Profesör tek seferde, net bir ifadeyle sormuştu sorusunu. Suratında mutsuzluk, mutluluk, öfke yahut kibir herhangi bir duygu yoktu. Ancak gözlerinde ciddi bir merak vardı. Kürsüde aynı yerinde duruyor, gözlerini teker teker öğrenciler üzerinde gezdiriyordu. Her baktığı öğrenci; bakışlarını sağına, soluna, yere, kapıya, arkadaşına, yani uygun bir boşluğa kaçırıyordu. Bakışları tüm sınıfı devire devire ikinci sıraya, sonra üçüncü sıraya geçti. Dördüncü sırada bir öğrencide durdu, arka sıralardan anlayabildiğim kadarıyla göz göze bakıyorlardı şu an.

“Sanırım, cevap vermek istiyorsun.”

“Sanırım, cevap vermemi istiyorsunuz.”

“Sanırım, öz güven sahibisin.”

“Sanırım, sanmalarınızda haklısınız.”

Sınıfta kafalar, zikir sahnesindeymişiz gibi bir profesöre, bir çocuğa gidip geliyordu. Herkes, hocanın tepkisini merak ediyordu. Gizleyemediği bir aydınlık yayıldı profesörün suratına. Gözlüğünü burun kemiğinden gözlerine doğru iterek eliyle çocuğa bir “buyur” işareti çaktı.

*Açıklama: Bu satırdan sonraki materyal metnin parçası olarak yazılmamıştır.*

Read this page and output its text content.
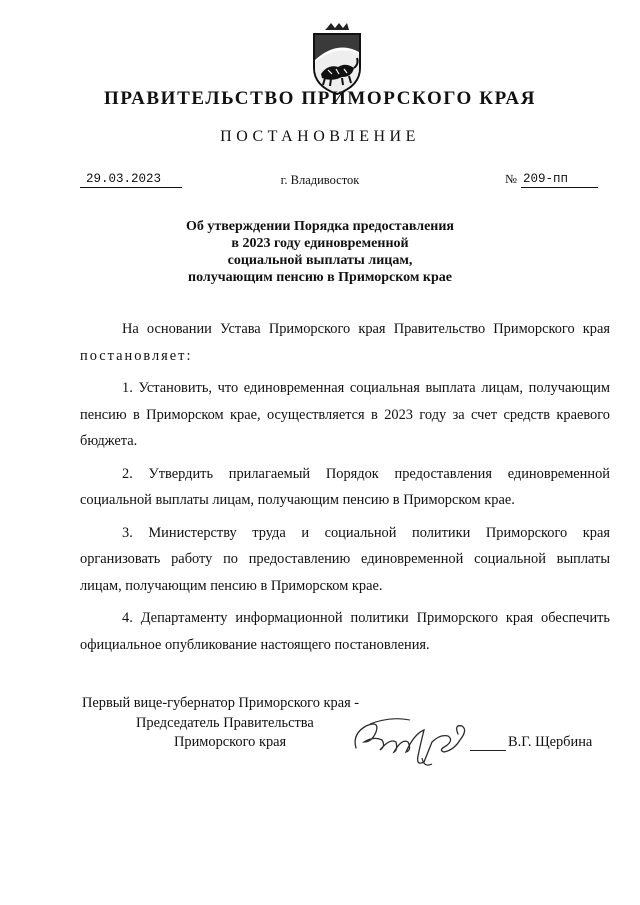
ПРАВИТЕЛЬСТВО ПРИМОРСКОГО КРАЯ
ПОСТАНОВЛЕНИЕ
29.03.2023	г. Владивосток	№ 209-пп
Об утверждении Порядка предоставления
в 2023 году единовременной
социальной выплаты лицам,
получающим пенсию в Приморском крае

На основании Устава Приморского края Правительство Приморского края постановляет:

1. Установить, что единовременная социальная выплата лицам, получающим пенсию в Приморском крае, осуществляется в 2023 году за счет средств краевого бюджета.

2. Утвердить прилагаемый Порядок предоставления единовременной социальной выплаты лицам, получающим пенсию в Приморском крае.

3. Министерству труда и социальной политики Приморского края организовать работу по предоставлению единовременной социальной выплаты лицам, получающим пенсию в Приморском крае.

4. Департаменту информационной политики Приморского края обеспечить официальное опубликование настоящего постановления.

Первый вице-губернатор Приморского края -
Председатель Правительства
Приморского края	В.Г. Щербина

Bir nevi, “Sahne senin, hadi bakalım şampiyon,” diyordu. Yavaş bir hareketle oturduğu yerden doğruldu, başını sınıfta hafifçe gezdirdi. Oydu. Sahiden oydu işte. Otobüs yolculuğunda gördüğüm o fantastik, bilim kurgu, psikolojik gerilim türlerinin karışımı olan rüyamın başrol oyuncusu. Rüyamda, tüm yüzlerin silinip onun yüzüne döndüğü anı hatırladım, damarlarımdaki kanın tamamı yüzümde toplandı. O esnada arka sıralara doğru bakarken saniyenin onda biri gibi mistik bir zaman diliminde bakışlarını gözlerimde tuttuğunu hissettim. Belki hiç görmedi bile beni, belki bakışları yüzümün yanından teğet geçti, belki varlığımdan habersiz. Avuçlarımın terlediğini fark edip kendime sinirlendim. Birkaç kez kitap fuarında, birkaç kez kantinde gördüğün, henüz hiç sohbet dahi etmediğin, adını bile bilmediğin bir çocuğun gülümsemesi neden aklından çıkmaz ki Leyla? Hiç hesapta yoktu sahi, nereden çıktı bu kalp sızısı?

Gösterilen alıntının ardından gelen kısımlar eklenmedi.